Deep guide · India
Lumpsum calculator — one-time investment growth
Deploy ₹4,00,000 once at 15% a year for 11 years, and this illustration lands near ₹18,60,957 — about ₹14,60,957 in growth on top of principal. Weigh that against drip-feeding the same capacity through monthly SIPs when you think about timing risk.
A lumpsum puts every rupee to work from day one — strong when you accept today’s entry level and can stay long; harder when you prefer to average in. The math here uses one annual compounding step for clarity; it is not a scheme document.
What follows: your baseline, tenure and principal grids, return sensitivity, and a SIP contrast. Market-linked funds do not promise the assumed rate.

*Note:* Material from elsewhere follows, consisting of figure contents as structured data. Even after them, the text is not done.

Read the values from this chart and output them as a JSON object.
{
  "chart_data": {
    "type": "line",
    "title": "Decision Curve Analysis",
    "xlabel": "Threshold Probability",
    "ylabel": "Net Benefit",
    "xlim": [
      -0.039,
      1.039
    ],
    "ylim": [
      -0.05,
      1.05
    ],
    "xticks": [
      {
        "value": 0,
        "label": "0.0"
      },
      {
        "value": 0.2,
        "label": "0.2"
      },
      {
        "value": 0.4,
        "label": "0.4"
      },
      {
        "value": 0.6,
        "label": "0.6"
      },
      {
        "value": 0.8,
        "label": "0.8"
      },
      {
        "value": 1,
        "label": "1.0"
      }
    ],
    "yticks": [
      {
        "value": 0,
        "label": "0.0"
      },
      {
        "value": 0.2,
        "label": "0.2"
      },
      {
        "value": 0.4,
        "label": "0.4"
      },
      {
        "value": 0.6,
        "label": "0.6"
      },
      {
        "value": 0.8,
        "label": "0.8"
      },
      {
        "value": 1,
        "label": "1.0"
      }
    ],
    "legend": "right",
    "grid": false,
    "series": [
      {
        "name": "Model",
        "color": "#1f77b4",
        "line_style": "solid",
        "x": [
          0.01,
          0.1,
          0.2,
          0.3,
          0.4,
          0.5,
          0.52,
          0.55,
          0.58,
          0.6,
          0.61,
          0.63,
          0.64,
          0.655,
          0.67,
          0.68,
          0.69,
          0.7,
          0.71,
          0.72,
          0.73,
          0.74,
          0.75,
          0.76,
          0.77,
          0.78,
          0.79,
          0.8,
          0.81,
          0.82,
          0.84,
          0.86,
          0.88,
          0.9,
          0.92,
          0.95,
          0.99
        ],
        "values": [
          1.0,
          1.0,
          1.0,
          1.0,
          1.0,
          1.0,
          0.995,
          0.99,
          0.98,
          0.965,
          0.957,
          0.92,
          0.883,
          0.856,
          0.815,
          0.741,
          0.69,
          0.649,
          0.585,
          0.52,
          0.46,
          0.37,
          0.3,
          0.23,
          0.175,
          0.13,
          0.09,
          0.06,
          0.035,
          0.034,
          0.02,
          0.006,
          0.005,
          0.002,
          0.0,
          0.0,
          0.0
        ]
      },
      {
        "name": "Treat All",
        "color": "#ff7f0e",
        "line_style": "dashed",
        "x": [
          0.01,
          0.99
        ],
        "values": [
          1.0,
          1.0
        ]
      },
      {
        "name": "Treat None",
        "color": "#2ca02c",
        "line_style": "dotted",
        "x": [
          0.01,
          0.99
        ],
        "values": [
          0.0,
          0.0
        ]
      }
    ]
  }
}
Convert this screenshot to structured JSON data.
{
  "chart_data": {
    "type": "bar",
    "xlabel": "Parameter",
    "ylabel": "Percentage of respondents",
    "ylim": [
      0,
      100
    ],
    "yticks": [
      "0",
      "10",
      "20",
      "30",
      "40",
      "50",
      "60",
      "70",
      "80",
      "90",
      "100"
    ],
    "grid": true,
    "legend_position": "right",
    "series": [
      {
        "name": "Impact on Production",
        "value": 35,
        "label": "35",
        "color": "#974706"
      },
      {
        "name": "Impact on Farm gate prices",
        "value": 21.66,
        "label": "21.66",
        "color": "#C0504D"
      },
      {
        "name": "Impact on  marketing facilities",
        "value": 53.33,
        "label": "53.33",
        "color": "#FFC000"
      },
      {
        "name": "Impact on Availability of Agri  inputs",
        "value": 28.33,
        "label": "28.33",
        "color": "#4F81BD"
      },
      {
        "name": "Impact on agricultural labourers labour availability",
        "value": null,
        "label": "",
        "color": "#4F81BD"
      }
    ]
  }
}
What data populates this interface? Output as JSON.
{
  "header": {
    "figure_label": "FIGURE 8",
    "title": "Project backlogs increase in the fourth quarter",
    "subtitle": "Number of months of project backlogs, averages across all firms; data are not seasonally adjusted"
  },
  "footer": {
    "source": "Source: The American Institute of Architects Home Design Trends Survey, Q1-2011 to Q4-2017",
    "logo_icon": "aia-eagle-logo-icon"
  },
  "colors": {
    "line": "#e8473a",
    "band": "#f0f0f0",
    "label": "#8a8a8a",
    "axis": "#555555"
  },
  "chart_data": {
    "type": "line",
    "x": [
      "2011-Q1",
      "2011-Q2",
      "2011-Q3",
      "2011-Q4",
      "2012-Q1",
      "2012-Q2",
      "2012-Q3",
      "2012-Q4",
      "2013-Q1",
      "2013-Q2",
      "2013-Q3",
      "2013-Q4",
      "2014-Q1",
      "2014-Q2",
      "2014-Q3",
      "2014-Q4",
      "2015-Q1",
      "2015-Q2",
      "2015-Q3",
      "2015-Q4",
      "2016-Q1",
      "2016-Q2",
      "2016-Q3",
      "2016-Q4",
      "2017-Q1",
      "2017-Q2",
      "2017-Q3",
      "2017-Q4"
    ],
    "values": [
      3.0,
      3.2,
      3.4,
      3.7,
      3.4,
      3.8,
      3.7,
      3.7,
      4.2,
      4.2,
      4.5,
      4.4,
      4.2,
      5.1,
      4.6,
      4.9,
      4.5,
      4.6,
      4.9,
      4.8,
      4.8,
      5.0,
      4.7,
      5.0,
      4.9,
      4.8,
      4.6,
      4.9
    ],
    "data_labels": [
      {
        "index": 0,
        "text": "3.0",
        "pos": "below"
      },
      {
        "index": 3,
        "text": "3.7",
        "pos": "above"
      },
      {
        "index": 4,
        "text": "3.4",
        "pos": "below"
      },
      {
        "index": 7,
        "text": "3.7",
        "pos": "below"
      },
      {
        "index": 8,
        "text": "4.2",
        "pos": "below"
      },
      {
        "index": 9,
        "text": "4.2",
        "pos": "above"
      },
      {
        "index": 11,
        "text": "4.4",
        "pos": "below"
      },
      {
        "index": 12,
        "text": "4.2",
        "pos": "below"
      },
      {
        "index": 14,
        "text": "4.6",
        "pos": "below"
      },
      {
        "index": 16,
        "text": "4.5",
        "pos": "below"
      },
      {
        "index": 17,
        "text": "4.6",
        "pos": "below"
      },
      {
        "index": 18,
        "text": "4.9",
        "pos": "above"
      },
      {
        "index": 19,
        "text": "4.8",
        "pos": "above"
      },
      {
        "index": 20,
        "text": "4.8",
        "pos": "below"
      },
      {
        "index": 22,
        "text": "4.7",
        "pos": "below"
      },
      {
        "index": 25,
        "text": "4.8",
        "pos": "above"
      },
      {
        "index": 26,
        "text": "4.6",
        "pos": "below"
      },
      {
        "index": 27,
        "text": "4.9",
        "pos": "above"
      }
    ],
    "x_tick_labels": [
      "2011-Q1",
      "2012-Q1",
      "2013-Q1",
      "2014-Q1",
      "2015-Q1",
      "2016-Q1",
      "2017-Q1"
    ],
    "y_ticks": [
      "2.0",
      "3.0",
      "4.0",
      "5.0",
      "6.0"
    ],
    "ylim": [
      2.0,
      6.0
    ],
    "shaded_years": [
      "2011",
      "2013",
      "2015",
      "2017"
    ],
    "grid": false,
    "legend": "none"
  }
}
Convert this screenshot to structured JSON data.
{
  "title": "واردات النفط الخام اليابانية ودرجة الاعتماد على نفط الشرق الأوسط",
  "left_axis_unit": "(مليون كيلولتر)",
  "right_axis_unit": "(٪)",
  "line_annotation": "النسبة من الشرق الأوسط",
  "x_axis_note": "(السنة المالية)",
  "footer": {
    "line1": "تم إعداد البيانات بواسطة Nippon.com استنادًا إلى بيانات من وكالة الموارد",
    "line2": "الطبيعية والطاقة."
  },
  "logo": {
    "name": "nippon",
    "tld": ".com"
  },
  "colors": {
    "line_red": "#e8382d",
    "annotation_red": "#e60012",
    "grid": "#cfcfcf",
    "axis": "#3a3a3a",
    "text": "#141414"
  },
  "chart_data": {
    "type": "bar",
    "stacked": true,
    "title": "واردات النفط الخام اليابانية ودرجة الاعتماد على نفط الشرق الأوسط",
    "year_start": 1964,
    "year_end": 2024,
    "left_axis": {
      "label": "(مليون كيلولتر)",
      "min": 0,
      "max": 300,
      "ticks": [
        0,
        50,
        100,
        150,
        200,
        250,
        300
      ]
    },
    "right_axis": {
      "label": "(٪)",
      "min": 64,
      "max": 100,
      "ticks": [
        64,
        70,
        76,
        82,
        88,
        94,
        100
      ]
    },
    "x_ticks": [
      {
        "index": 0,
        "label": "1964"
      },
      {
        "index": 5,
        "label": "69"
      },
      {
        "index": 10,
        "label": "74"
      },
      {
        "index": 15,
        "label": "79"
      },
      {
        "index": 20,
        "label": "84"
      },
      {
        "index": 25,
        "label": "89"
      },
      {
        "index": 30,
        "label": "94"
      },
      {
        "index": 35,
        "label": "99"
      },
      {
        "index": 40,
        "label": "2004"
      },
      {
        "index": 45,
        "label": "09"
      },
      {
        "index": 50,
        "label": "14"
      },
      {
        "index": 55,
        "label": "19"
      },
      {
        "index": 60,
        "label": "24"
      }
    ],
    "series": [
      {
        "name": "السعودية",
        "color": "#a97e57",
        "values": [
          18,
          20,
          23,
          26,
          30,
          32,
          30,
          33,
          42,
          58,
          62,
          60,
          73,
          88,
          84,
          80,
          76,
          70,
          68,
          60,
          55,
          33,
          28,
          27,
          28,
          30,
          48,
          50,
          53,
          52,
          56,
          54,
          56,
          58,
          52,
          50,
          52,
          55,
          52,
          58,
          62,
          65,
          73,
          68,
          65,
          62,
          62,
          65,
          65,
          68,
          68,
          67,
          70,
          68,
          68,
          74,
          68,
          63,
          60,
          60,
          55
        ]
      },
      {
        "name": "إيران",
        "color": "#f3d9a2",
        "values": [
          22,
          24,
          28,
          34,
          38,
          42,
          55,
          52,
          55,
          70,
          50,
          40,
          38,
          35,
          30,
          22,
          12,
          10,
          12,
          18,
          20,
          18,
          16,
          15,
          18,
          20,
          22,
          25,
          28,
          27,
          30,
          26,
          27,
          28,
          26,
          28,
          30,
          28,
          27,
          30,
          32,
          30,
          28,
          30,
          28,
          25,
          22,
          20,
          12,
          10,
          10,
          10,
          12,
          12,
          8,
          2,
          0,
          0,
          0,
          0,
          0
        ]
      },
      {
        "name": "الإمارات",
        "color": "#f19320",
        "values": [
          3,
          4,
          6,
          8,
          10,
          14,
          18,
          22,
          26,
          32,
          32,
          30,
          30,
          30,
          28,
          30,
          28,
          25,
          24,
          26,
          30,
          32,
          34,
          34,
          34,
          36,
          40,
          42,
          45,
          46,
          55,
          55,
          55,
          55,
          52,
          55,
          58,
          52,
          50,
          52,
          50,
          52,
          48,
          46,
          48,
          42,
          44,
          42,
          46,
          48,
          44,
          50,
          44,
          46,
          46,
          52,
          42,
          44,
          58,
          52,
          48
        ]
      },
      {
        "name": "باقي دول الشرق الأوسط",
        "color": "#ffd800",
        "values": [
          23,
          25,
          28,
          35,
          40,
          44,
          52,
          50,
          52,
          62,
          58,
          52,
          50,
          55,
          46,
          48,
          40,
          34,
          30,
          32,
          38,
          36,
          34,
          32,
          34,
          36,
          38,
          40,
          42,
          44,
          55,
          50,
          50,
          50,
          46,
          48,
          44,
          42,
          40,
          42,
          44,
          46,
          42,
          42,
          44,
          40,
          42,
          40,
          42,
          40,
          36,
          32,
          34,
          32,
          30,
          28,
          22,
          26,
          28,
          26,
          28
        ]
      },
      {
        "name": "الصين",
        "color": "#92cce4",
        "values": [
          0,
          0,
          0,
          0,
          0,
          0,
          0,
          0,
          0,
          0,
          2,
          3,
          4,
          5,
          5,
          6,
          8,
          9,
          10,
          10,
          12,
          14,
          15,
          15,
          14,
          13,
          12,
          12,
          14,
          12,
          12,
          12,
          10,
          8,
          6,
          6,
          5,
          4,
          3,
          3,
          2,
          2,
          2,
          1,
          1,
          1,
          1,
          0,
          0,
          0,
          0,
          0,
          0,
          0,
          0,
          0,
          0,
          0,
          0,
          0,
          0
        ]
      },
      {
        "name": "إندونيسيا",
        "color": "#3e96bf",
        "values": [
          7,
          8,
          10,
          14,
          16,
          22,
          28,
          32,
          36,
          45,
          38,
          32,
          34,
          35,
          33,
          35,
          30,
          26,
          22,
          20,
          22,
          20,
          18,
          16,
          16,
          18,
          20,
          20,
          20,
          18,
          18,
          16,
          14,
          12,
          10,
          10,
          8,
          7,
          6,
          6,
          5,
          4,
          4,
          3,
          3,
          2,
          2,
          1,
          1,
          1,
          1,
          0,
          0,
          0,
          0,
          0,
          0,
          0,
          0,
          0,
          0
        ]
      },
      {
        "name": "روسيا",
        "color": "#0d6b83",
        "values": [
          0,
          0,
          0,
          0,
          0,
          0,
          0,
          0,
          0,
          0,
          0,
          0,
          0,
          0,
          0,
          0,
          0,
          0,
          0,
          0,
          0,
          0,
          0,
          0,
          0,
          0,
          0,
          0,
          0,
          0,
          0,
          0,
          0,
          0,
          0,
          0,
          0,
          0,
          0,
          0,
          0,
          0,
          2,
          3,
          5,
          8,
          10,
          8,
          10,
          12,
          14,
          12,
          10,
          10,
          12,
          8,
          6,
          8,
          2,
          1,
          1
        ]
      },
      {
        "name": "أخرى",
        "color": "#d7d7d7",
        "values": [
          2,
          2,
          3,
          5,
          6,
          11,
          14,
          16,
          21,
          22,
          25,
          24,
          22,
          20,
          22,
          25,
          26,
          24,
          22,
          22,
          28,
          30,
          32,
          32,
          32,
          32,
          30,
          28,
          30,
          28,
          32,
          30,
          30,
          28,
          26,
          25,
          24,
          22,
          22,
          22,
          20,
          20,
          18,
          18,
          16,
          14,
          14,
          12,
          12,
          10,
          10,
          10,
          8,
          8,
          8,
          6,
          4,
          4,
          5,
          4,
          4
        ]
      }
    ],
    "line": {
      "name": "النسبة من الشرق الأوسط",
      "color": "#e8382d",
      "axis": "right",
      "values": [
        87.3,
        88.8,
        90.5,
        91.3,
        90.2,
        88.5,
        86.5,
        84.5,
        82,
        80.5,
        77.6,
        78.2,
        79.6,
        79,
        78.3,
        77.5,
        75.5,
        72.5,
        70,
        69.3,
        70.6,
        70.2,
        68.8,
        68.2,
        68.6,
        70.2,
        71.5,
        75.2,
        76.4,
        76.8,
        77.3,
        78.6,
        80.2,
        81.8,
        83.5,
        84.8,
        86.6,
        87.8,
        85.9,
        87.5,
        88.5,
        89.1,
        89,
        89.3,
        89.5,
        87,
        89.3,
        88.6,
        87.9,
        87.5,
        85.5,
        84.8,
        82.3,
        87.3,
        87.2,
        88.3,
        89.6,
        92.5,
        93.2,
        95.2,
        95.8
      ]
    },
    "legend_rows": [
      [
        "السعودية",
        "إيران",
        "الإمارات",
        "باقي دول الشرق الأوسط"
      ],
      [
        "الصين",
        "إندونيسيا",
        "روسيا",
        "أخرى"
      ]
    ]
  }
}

How this lumpsum growth model works
We apply the stated annual return once per year to the running balance — a simple compounding loop that separates principal, accumulated interest, and maturity. Real mutual funds mark to market daily; this model smooths returns into one annual step so you can compare scenarios quickly.
Calculation breakdown
- Principal: ₹4,00,000
- Estimated interest: ₹14,60,957
- Estimated maturity: ₹18,60,957
Scenario comparison
Different tenures
| Years | Interest | Maturity |
|---|---|---|
| 5 | ₹4,04,543 | ₹8,04,543 |
| 10 | ₹12,18,223 | ₹16,18,223 |
| 15 | ₹28,54,825 | ₹32,54,825 |
| 20 | ₹61,46,615 | ₹65,46,615 |
Different principal amounts (±15–25%)
| Scenario | Principal | Interest | Maturity |
|---|---|---|---|
| -25% vs base | ₹3,00,000 | ₹10,95,717 | ₹13,95,717 |
| -15% vs base | ₹3,40,000 | ₹12,41,813 | ₹15,81,813 |
| 15% vs base | ₹4,60,000 | ₹16,80,100 | ₹21,40,100 |
| 25% vs base | ₹5,00,000 | ₹18,26,196 | ₹23,26,196 |
Different return assumptions (same P and tenure)
| Scenario | Rate | Interest | Maturity |
|---|---|---|---|
| -25% vs base | 11.3% | ₹8,98,694 | ₹12,98,694 |
| -15% vs base | 12.8% | ₹11,04,735 | ₹15,04,735 |
| Base rate | 15% | ₹14,60,957 | ₹18,60,957 |
| 15% vs base | 17.3% | ₹19,13,866 | ₹23,13,866 |
| 25% vs base | 18.8% | ₹22,60,975 | ₹26,60,975 |
Comparison: lumpsum vs SIP (illustrative)
For perspective, an illustrative SIP of ₹3,030 per month at 12% for 11 years could land near ₹8,32,083 — different risk/return path than a one-time lumpsum; not a recommendation.
Lumpsum vs SIP is not a moral choice — it is a cash-flow and risk trade-off. If you already hold a large corpus, lumpsum deployment may be appropriate; if you are early in your career, SIPs can enforce discipline. Use both calculators on EasyCal to stress-test assumptions.
Frequently asked questions
- What is the future value of ₹4,00,000 at 15% for 11 years?
- Under annual compounding (illustrative), maturity is about ₹18,60,957 with interest near ₹14,60,957. Actual mutual fund lumpsum returns are not guaranteed.
- Lumpsum vs SIP — which is better?
- Lumpsum deploys capital immediately; SIP spreads entries over time. Risk/return profiles differ — use both calculators for perspective.
- Is this mutual fund lumpsum calculator India specific?
- It uses rupee amounts and common search intent for Indian investors; returns are illustrative, not a fund quote.
- Does this include tax?
- No — capital gains tax rules vary by asset and holding period.
- Can I change the return assumption?
- Yes — rerun with a lower rate for conservative planning.
- Where can I explore more scenarios?
- Use the internal links below for nearby principals, tenures, and rates.
Internal linking — related lumpsum calculator pages
Explore nearby scenarios on EasyCal — each link opens a calculator page with matching inputs (programmatic SEO).
- Lumpsum — 5 lakh · 11 years @ 15%
- Lumpsum — 6 lakh · 11 years @ 15%
- Lumpsum — 9 lakh · 11 years @ 15%
- Lumpsum — 14 lakh · 11 years @ 15%
- Lumpsum — 3 lakh · 11 years @ 15%
- Lumpsum — 2 lakh · 11 years @ 15%
- Lumpsum — 0.1 lakh · 11 years @ 15%
- Lumpsum — 19 lakh · 11 years @ 15%
- Lumpsum — 4 lakh · 13 years @ 15%
- Lumpsum — 4 lakh · 16 years @ 15%
Illustrative compounding only — not investment advice.